We then evaluate performance using F1-score.


In [None]:
def part_a_model_selection(df):
    print("\n2. Splitting data (80% training, 20% testing)...")
    features_a = ['Length', 'Num_users', 'TOXICITY_x', 'Num_author_replies', 'Verified', 'Age']
    X = df[features_a]
    y = df['Toxic_conversation']
    X['Verified'] = X['Verified'].astype(int)

    X_train, X_test, y_train, y_test = train_test_split(
        X, y, test_size=0.2, random_state=42, stratify=y
    )
    
    models = {
        'Logistic Regression': LogisticRegression(max_iter=1000, random_state=42),
        'Support Vector Machine': SVC(random_state=42),
        'Random Forest': RandomForestClassifier(n_estimators=100, random_state=42)
    }
    
    results = {}
    for name, model in models.items():
        print(f"\n{name}:")
        acc = cross_val_score(model, X_train, y_train, cv=5, scoring='accuracy')
        f1 = cross_val_score(model, X_train, y_train, cv=5, scoring='f1')
        print(f"Average Accuracy: {acc.mean():.4f}")
        print(f"Average F1 Score: {f1.mean():.4f}")
        results[name] = {'model': model, 'avg_accuracy': acc.mean(), 'avg_f1': f1.mean()}
    
    best_model_name = max(results.keys(), key=lambda x: results[x]['avg_f1'])
    best_model = results[best_model_name]['model']
    best_model.fit(X_train, y_train)
    y_pred = best_model.predict(X_test)
    
    print(f"\nBest Model: {best_model_name}")
    print(f"Test Accuracy: {accuracy_score(y_test, y_pred):.4f}")
    print(f"Test F1 Score: {f1_score(y_test, y_pred):.4f}")
    print(classification_report(y_test, y_pred))
    
    return results, best_model_name

results_a, best_model_name = part_a_model_selection(df)

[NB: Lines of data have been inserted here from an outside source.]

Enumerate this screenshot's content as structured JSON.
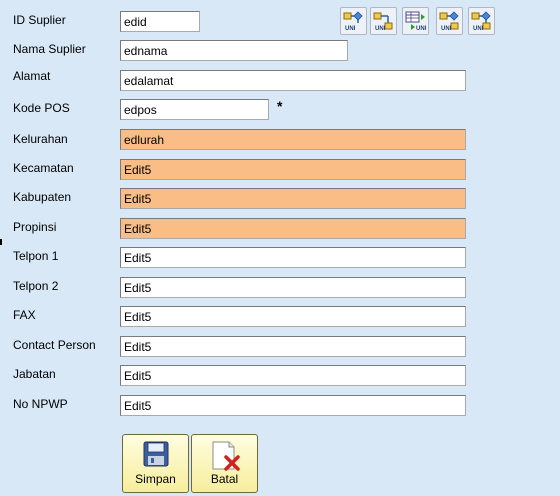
{
  "form": {
    "fields": [
      {
        "label": "ID Suplier",
        "value": "edid"
      },
      {
        "label": "Nama Suplier",
        "value": "ednama"
      },
      {
        "label": "Alamat",
        "value": "edalamat"
      },
      {
        "label": "Kode POS",
        "value": "edpos"
      },
      {
        "label": "Kelurahan",
        "value": "edlurah"
      },
      {
        "label": "Kecamatan",
        "value": "Edit5"
      },
      {
        "label": "Kabupaten",
        "value": "Edit5"
      },
      {
        "label": "Propinsi",
        "value": "Edit5"
      },
      {
        "label": "Telpon 1",
        "value": "Edit5"
      },
      {
        "label": "Telpon 2",
        "value": "Edit5"
      },
      {
        "label": "FAX",
        "value": "Edit5"
      },
      {
        "label": "Contact Person",
        "value": "Edit5"
      },
      {
        "label": "Jabatan",
        "value": "Edit5"
      },
      {
        "label": "No NPWP",
        "value": "Edit5"
      }
    ],
    "required_mark": "*",
    "highlight_color": "#fbbd86"
  },
  "toolbar": {
    "icons": [
      "db-link-uni-icon",
      "db-link-uni-icon",
      "db-grid-transfer-icon",
      "db-link-uni-icon",
      "db-link-uni-icon"
    ],
    "icon_text": "UNI"
  },
  "actions": {
    "save_label": "Simpan",
    "cancel_label": "Batal"
  }
}
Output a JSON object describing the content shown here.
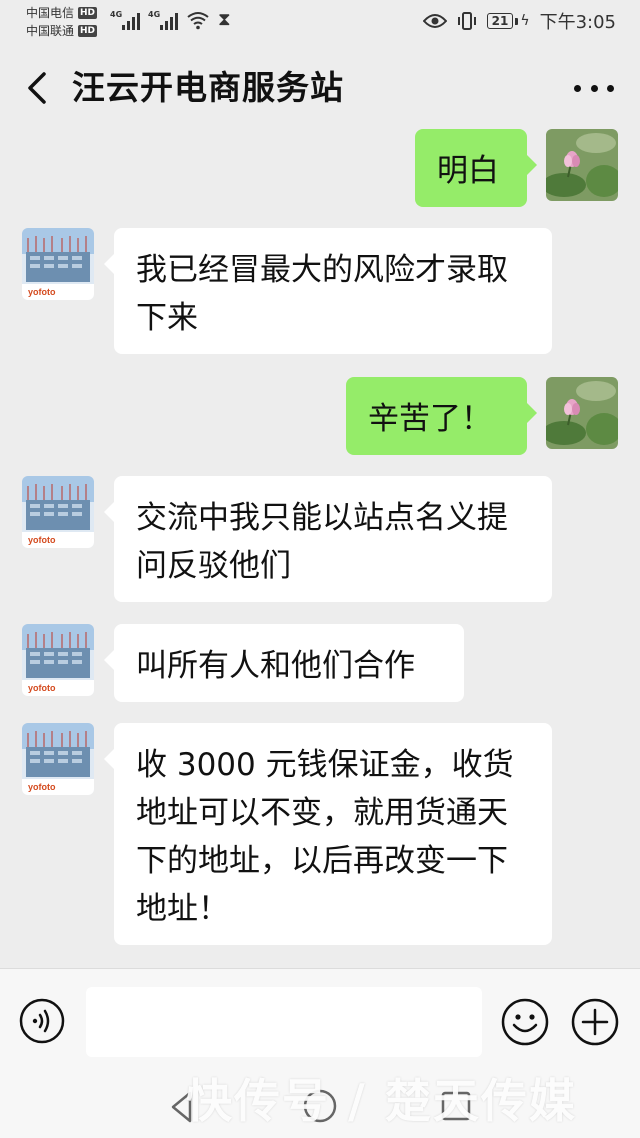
{
  "status_bar": {
    "carrier_1": "中国电信",
    "carrier_2": "中国联通",
    "hd_label": "HD",
    "network_1": "4G",
    "network_2": "4G",
    "battery": "21",
    "time": "下午3:05"
  },
  "header": {
    "title": "汪云开电商服务站",
    "back_icon": "chevron-left-icon",
    "more_icon": "more-dots-icon"
  },
  "messages": [
    {
      "side": "right",
      "text": "明白",
      "avatar": "lotus-avatar"
    },
    {
      "side": "left",
      "text": "我已经冒最大的风险才录取\n下来",
      "avatar": "yofoto-building-avatar"
    },
    {
      "side": "right",
      "text": "辛苦了！",
      "avatar": "lotus-avatar"
    },
    {
      "side": "left",
      "text": "交流中我只能以站点名义提\n问反驳他们",
      "avatar": "yofoto-building-avatar"
    },
    {
      "side": "left",
      "text": "叫所有人和他们合作",
      "avatar": "yofoto-building-avatar"
    },
    {
      "side": "left",
      "text": "收 3000 元钱保证金，收货\n地址可以不变，就用货通天\n下的地址，以后再改变一下\n地址！",
      "avatar": "yofoto-building-avatar"
    }
  ],
  "avatar_logo_text": "yofoto",
  "input_bar": {
    "placeholder": "",
    "voice_icon": "voice-icon",
    "emoji_icon": "emoji-icon",
    "plus_icon": "plus-icon"
  },
  "watermark": "快传号 / 楚天传媒",
  "colors": {
    "background": "#ededed",
    "outgoing_bubble": "#95ec69",
    "incoming_bubble": "#ffffff"
  }
}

2. Splitting data (80% training, 20% testing)...

Logistic Regression:
Average Accuracy: 0.7786
Average F1 Score: 0.3038

Support Vector Machine:


## Part B: Regularization Techniques

We explore:
- Unregularized Logistic Regression
- L1 (Lasso)
- L2 (Ridge)
- Elastic Net

We'll use a wider set of features and compare performance.


In [None]:
def part_b_regularization(df):
    features_b = ['Length', 'Num_users', 'TOXICITY_x', 'Num_author_replies', 
                  'Verified', 'Age', 'Followers', 'Friends', 'Num_tweets', 
                  'Location', 'Listed_count']
    
    X = df[features_b]
    y = df['Toxic_conversation']
    X['Verified'] = X['Verified'].astype(int)
    X['Location'] = X['Location'].astype('category').cat.codes

    X_train, X_test, y_train, y_test = train_test_split(
        X, y, test_size=0.2, random_state=42, stratify=y
    )

    models = {
        'Unregularized': LogisticRegression(max_iter=1000, random_state=42),
        'L1': LogisticRegression(penalty='l1', solver='liblinear', max_iter=1000, random_state=42),
        'L2': LogisticRegression(penalty='l2', max_iter=1000, random_state=42),
        'ElasticNet': LogisticRegression(penalty='elasticnet', solver='saga', l1_ratio=0.5, 
                                         max_iter=1000, random_state=42)
    }

    scores = {}
    for name, model in models.items():
        acc = cross_val_score(model, X_train, y_train, cv=5, scoring='accuracy')
        f1 = cross_val_score(model, X_train, y_train, cv=5, scoring='f1')
        print(f"\n{name} - Accuracy: {acc.mean():.4f}, F1 Score: {f1.mean():.4f}")
        scores[name] = (acc.mean(), f1.mean())

    return scores

results_b = part_b_regularization(df)



Unregularized - Accuracy: 0.7710, F1 Score: 0.2481

L1 - Accuracy: 0.7788, F1 Score: 0.3074

L2 - Accuracy: 0.7710, F1 Score: 0.2481

ElasticNet - Accuracy: 0.7517, F1 Score: 0.0604


## Discussion: Regularization Techniques

- **L1 (Lasso)**: Shrinks some coefficients to zero, helps in feature selection.
- **L2 (Ridge)**: Shrinks all coefficients but retains them, helps reduce overfitting.
- **Elastic Net**: Combination of L1 and L2, good for correlated features.


## Conclusion

- **Best Model in Part A**: Selected based on F1 Score.
- **Best Regularization**: Determined by cross-validated F1 comparison.

These results guide us on balancing accuracy with model simplicity and generalization.